Sejatinya, tidak ada satupun pengendali rezim pendidikan yang berniat jahat. Kita harus bisa melihatnya sisi kebaikan yang dimiliki setiap manusia, sekecil apapun. Sehingga, berbagai program yang dicanangkan untuk direalisasikan rezim pendidikan punya maksud baik. Salah satunya, program mencetak ribuan doktor baru di Indonesia yang dijanjikan oleh salah satu menteri pendidikan tinggi negeri ini. Bahkan, di sejumlah media dia pernah berseru-seru akan memberikan beasiswa kepada siapapun yang belum mendapatkan hak pendanaan pendidikan doktoral.

Tetapi, di sana-sini masih ada sejumlah orang terpaksa gigit jari. Karena, dihadapkan pada tindakan irasional birokrasi dan agenda-agenda penzaliman tersembunyi oleh kelompok kepentingan dimana mereka mengabdi.

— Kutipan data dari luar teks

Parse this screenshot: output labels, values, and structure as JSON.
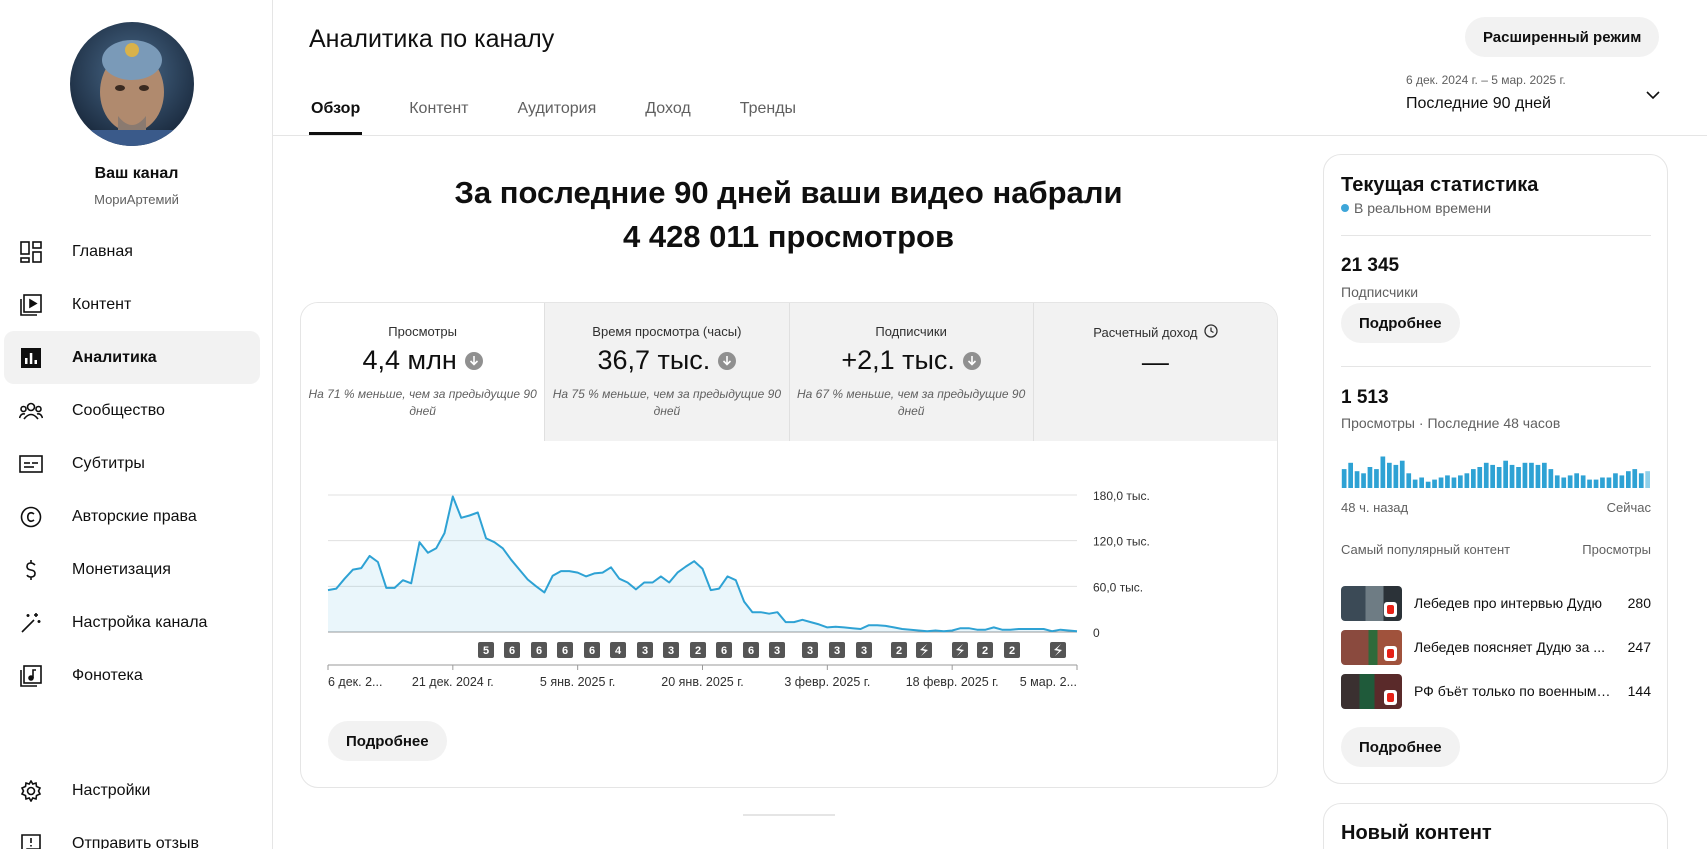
{
  "channel": {
    "title": "Ваш канал",
    "handle": "МориАртемий"
  },
  "sidebar": {
    "items": [
      {
        "label": "Главная",
        "icon": "dashboard-icon"
      },
      {
        "label": "Контент",
        "icon": "content-icon"
      },
      {
        "label": "Аналитика",
        "icon": "analytics-icon",
        "active": true
      },
      {
        "label": "Сообщество",
        "icon": "community-icon"
      },
      {
        "label": "Субтитры",
        "icon": "subtitles-icon"
      },
      {
        "label": "Авторские права",
        "icon": "copyright-icon"
      },
      {
        "label": "Монетизация",
        "icon": "dollar-icon"
      },
      {
        "label": "Настройка канала",
        "icon": "magic-wand-icon"
      },
      {
        "label": "Фонотека",
        "icon": "audio-library-icon"
      }
    ],
    "bottom": [
      {
        "label": "Настройки",
        "icon": "gear-icon"
      },
      {
        "label": "Отправить отзыв",
        "icon": "feedback-icon"
      }
    ]
  },
  "header": {
    "title": "Аналитика по каналу",
    "advanced_mode": "Расширенный режим",
    "tabs": [
      "Обзор",
      "Контент",
      "Аудитория",
      "Доход",
      "Тренды"
    ],
    "active_tab": "Обзор",
    "date_range": "6 дек. 2024 г. – 5 мар. 2025 г.",
    "period": "Последние 90 дней"
  },
  "headline": {
    "line1": "За последние 90 дней ваши видео набрали",
    "line2": "4 428 011 просмотров"
  },
  "metrics": [
    {
      "label": "Просмотры",
      "value": "4,4 млн",
      "note": "На 71 % меньше, чем за предыдущие 90 дней"
    },
    {
      "label": "Время просмотра (часы)",
      "value": "36,7 тыс.",
      "note": "На 75 % меньше, чем за предыдущие 90 дней"
    },
    {
      "label": "Подписчики",
      "value": "+2,1 тыс.",
      "note": "На 67 % меньше, чем за предыдущие 90 дней"
    },
    {
      "label": "Расчетный доход",
      "value": "—",
      "note": ""
    }
  ],
  "overview_more": "Подробнее",
  "chart_data": {
    "type": "area",
    "series": [
      {
        "values": [
          55000,
          57000,
          70000,
          82000,
          84000,
          100000,
          92000,
          58000,
          58000,
          68000,
          64000,
          118000,
          104000,
          110000,
          130000,
          178000,
          150000,
          153000,
          157000,
          123000,
          118000,
          110000,
          95000,
          82000,
          69000,
          60000,
          52000,
          74000,
          80000,
          80000,
          78000,
          73000,
          77000,
          78000,
          85000,
          70000,
          65000,
          56000,
          65000,
          65000,
          73000,
          65000,
          78000,
          86000,
          93000,
          83000,
          55000,
          57000,
          73000,
          68000,
          40000,
          26000,
          26000,
          24000,
          26000,
          13000,
          13000,
          16000,
          13000,
          10000,
          6000,
          7000,
          6000,
          5000,
          4000,
          9000,
          9000,
          8000,
          6000,
          4000,
          3000,
          2000,
          1000,
          2000,
          1000,
          2000,
          5000,
          5000,
          3000,
          3000,
          6000,
          3000,
          3000,
          4000,
          4000,
          4000,
          4000,
          1000,
          3000,
          2000,
          1000
        ]
      }
    ],
    "y_ticks": [
      "180,0 тыс.",
      "120,0 тыс.",
      "60,0 тыс.",
      "0"
    ],
    "ylim": [
      0,
      180000
    ],
    "x_labels": [
      "6 дек. 2...",
      "21 дек. 2024 г.",
      "5 янв. 2025 г.",
      "20 янв. 2025 г.",
      "3 февр. 2025 г.",
      "18 февр. 2025 г.",
      "5 мар. 2..."
    ],
    "upload_markers": [
      "5",
      "6",
      "6",
      "6",
      "6",
      "4",
      "3",
      "3",
      "2",
      "6",
      "6",
      "3",
      "3",
      "3",
      "3",
      "2",
      "shorts",
      "shorts",
      "2",
      "2",
      "shorts"
    ],
    "grid": true,
    "color": "#2ea2d4"
  },
  "realtime": {
    "title": "Текущая статистика",
    "live": "В реальном времени",
    "subscribers": "21 345",
    "subscribers_label": "Подписчики",
    "more1": "Подробнее",
    "views": "1 513",
    "views_label": "Просмотры · Последние 48 часов",
    "bars": [
      0.45,
      0.6,
      0.4,
      0.35,
      0.5,
      0.45,
      0.75,
      0.6,
      0.55,
      0.65,
      0.35,
      0.2,
      0.25,
      0.15,
      0.2,
      0.25,
      0.3,
      0.25,
      0.3,
      0.35,
      0.45,
      0.5,
      0.6,
      0.55,
      0.5,
      0.65,
      0.55,
      0.5,
      0.6,
      0.6,
      0.55,
      0.6,
      0.45,
      0.3,
      0.25,
      0.3,
      0.35,
      0.3,
      0.2,
      0.2,
      0.25,
      0.25,
      0.35,
      0.3,
      0.4,
      0.45,
      0.35,
      0.4
    ],
    "start_label": "48 ч. назад",
    "end_label": "Сейчас",
    "top_content_label": "Самый популярный контент",
    "top_views_label": "Просмотры",
    "videos": [
      {
        "title": "Лебедев про интервью Дудю",
        "views": "280"
      },
      {
        "title": "Лебедев поясняет Дудю за ...",
        "views": "247"
      },
      {
        "title": "РФ бъёт только по военным объектам",
        "views": "144"
      }
    ],
    "more2": "Подробнее"
  },
  "new_content": {
    "title": "Новый контент"
  }
}
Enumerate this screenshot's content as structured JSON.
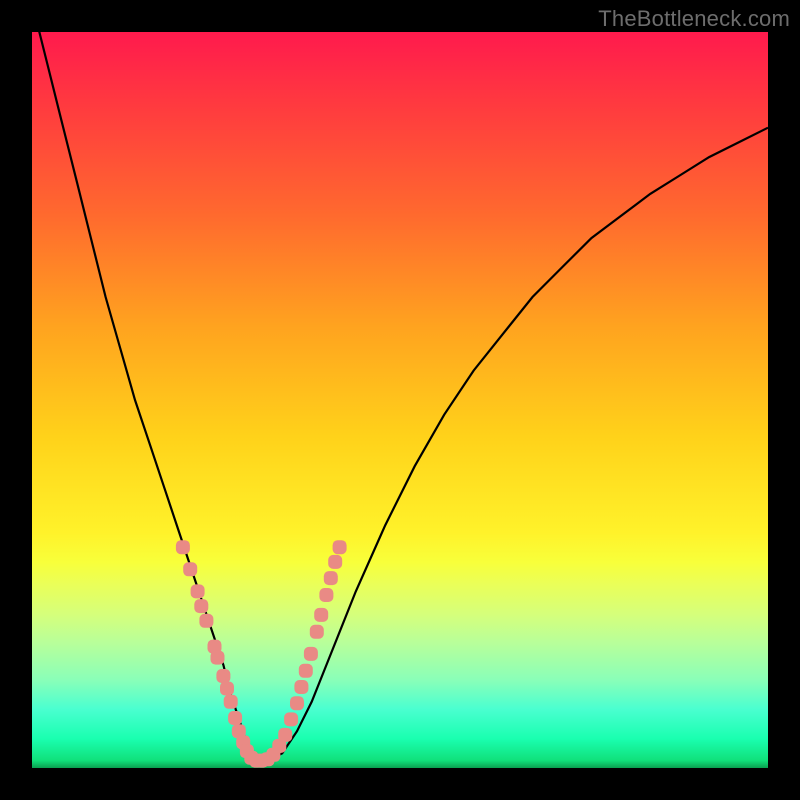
{
  "watermark": {
    "text": "TheBottleneck.com"
  },
  "chart_data": {
    "type": "line",
    "title": "",
    "xlabel": "",
    "ylabel": "",
    "xlim": [
      0,
      100
    ],
    "ylim": [
      0,
      100
    ],
    "series": [
      {
        "name": "bottleneck-curve",
        "x": [
          0,
          2,
          4,
          6,
          8,
          10,
          12,
          14,
          16,
          18,
          20,
          22,
          24,
          26,
          27,
          28,
          29,
          30,
          31,
          32,
          34,
          36,
          38,
          40,
          44,
          48,
          52,
          56,
          60,
          64,
          68,
          72,
          76,
          80,
          84,
          88,
          92,
          96,
          100
        ],
        "y": [
          104,
          96,
          88,
          80,
          72,
          64,
          57,
          50,
          44,
          38,
          32,
          26,
          20,
          14,
          10,
          7,
          4,
          2,
          1,
          1,
          2,
          5,
          9,
          14,
          24,
          33,
          41,
          48,
          54,
          59,
          64,
          68,
          72,
          75,
          78,
          80.5,
          83,
          85,
          87
        ]
      }
    ],
    "markers": [
      {
        "x": 20.5,
        "y": 30
      },
      {
        "x": 21.5,
        "y": 27
      },
      {
        "x": 22.5,
        "y": 24
      },
      {
        "x": 23.0,
        "y": 22
      },
      {
        "x": 23.7,
        "y": 20
      },
      {
        "x": 24.8,
        "y": 16.5
      },
      {
        "x": 25.2,
        "y": 15
      },
      {
        "x": 26.0,
        "y": 12.5
      },
      {
        "x": 26.5,
        "y": 10.8
      },
      {
        "x": 27.0,
        "y": 9.0
      },
      {
        "x": 27.6,
        "y": 6.8
      },
      {
        "x": 28.1,
        "y": 5.0
      },
      {
        "x": 28.7,
        "y": 3.5
      },
      {
        "x": 29.2,
        "y": 2.3
      },
      {
        "x": 29.8,
        "y": 1.4
      },
      {
        "x": 30.5,
        "y": 1.0
      },
      {
        "x": 31.2,
        "y": 1.0
      },
      {
        "x": 32.0,
        "y": 1.2
      },
      {
        "x": 32.8,
        "y": 1.8
      },
      {
        "x": 33.6,
        "y": 3.0
      },
      {
        "x": 34.4,
        "y": 4.5
      },
      {
        "x": 35.2,
        "y": 6.6
      },
      {
        "x": 36.0,
        "y": 8.8
      },
      {
        "x": 36.6,
        "y": 11.0
      },
      {
        "x": 37.2,
        "y": 13.2
      },
      {
        "x": 37.9,
        "y": 15.5
      },
      {
        "x": 38.7,
        "y": 18.5
      },
      {
        "x": 39.3,
        "y": 20.8
      },
      {
        "x": 40.0,
        "y": 23.5
      },
      {
        "x": 40.6,
        "y": 25.8
      },
      {
        "x": 41.2,
        "y": 28.0
      },
      {
        "x": 41.8,
        "y": 30.0
      }
    ],
    "marker_color": "#e98a85"
  }
}
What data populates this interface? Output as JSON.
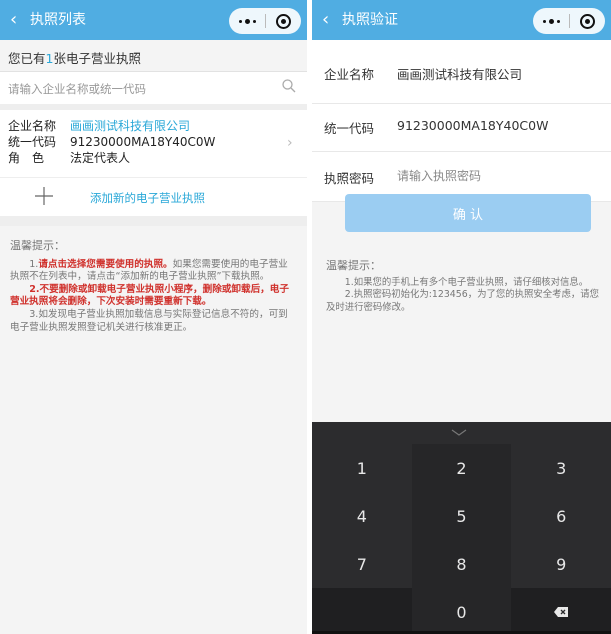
{
  "left": {
    "nav": {
      "back": "‹",
      "title": "执照列表"
    },
    "count": {
      "prefix": "您已有",
      "number": "1",
      "suffix": "张电子营业执照"
    },
    "search": {
      "placeholder": "请输入企业名称或统一代码"
    },
    "license": {
      "name_label": "企业名称",
      "name_value": "画画测试科技有限公司",
      "code_label": "统一代码",
      "code_value": "91230000MA18Y40C0W",
      "role_label": "角　色",
      "role_value": "法定代表人"
    },
    "add_label": "添加新的电子营业执照",
    "tips": {
      "heading": "温馨提示：",
      "t1_num": "1.",
      "t1_red": "请点击选择您需要使用的执照。",
      "t1_rest": "如果您需要使用的电子营业执照不在列表中，请点击“添加新的电子营业执照”下载执照。",
      "t2": "2.不要删除或卸载电子营业执照小程序，删除或卸载后，电子营业执照将会删除，下次安装时需要重新下载。",
      "t3": "3.如发现电子营业执照加载信息与实际登记信息不符的，可到电子营业执照发照登记机关进行核准更正。"
    }
  },
  "right": {
    "nav": {
      "back": "‹",
      "title": "执照验证"
    },
    "name_label": "企业名称",
    "name_value": "画画测试科技有限公司",
    "code_label": "统一代码",
    "code_value": "91230000MA18Y40C0W",
    "pwd_label": "执照密码",
    "pwd_placeholder": "请输入执照密码",
    "confirm": "确 认",
    "tips": {
      "heading": "温馨提示：",
      "t1": "1.如果您的手机上有多个电子营业执照，请仔细核对信息。",
      "t2": "2.执照密码初始化为:123456，为了您的执照安全考虑，请您及时进行密码修改。"
    },
    "keys": [
      [
        "1",
        "2",
        "3"
      ],
      [
        "4",
        "5",
        "6"
      ],
      [
        "7",
        "8",
        "9"
      ],
      [
        "",
        "0",
        "⌫"
      ]
    ]
  },
  "colors": {
    "nav": "#50ade2",
    "link": "#2aa8d8",
    "warn": "#d0322d",
    "button": "#9bcdf2",
    "keyboard": "#2c2c2e"
  }
}
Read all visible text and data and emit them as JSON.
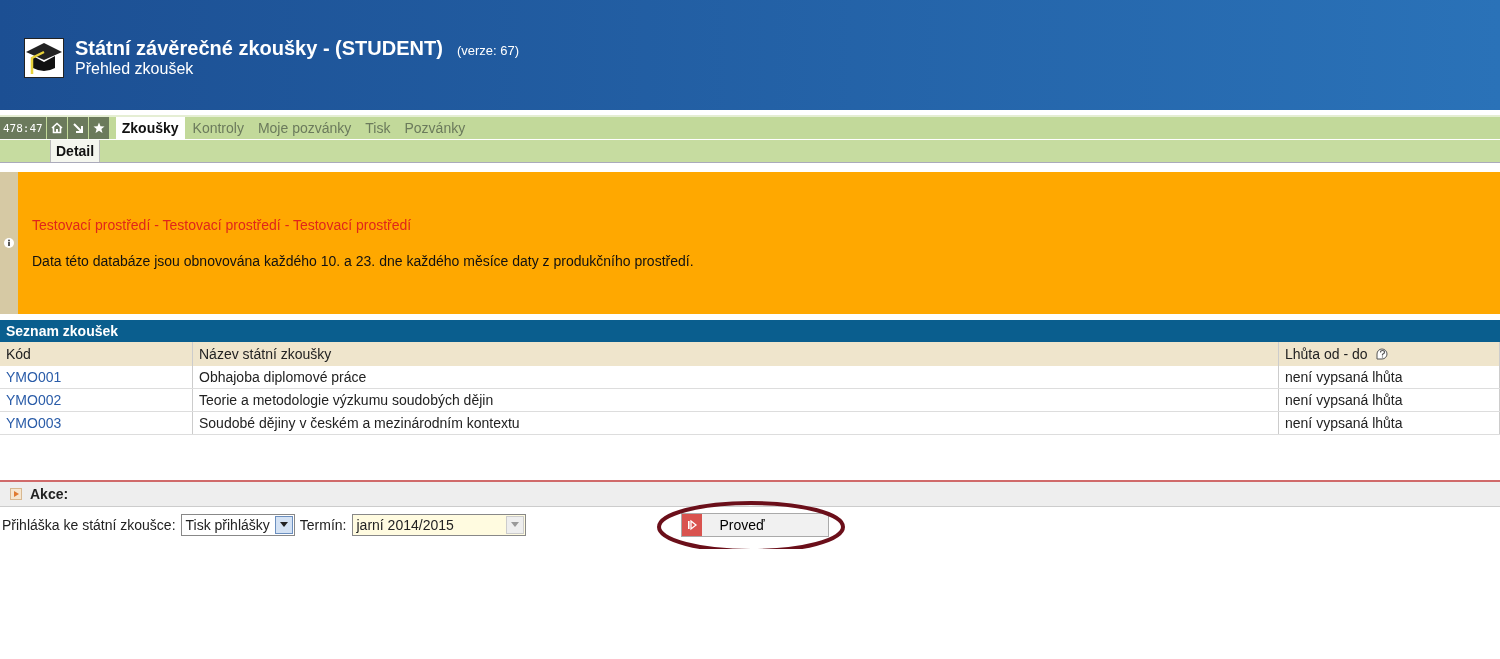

Padahal, di lembaga pendidikan yang lain, urusan mempersulit para agen pendidikan dengan dalih aturan baku dan perintah atasan nyatanya tidak sebegitu parahnya. Dalam kultur pendidikan yang dewasa dan matang dalam mengelola sistem birokrasinya selalu ada siasat yang melegakan agen-agen pendidikannya. Baik dari segi kemudahan urusan administratifnya maupun sokongan pendanaan internal bagi mereka yang sedang melanjutkan program doktoral. Sehingga, mereka yang tengah melanjutkan studi tak perlu memikirkan tumpukan hutang yang harus dibayarkan setiap awal semesteran.

Barangkali inilah yang diamanahkan UUD Republik Indonesia akan semangat kemerdekaan kita. Suatu semangat yang membebaskan pendidikan dari sistem penindasan sesama anak bangsa. Suatu semangat kerja nyata yang berupaya mencerdaskan kehidupan bangsanya.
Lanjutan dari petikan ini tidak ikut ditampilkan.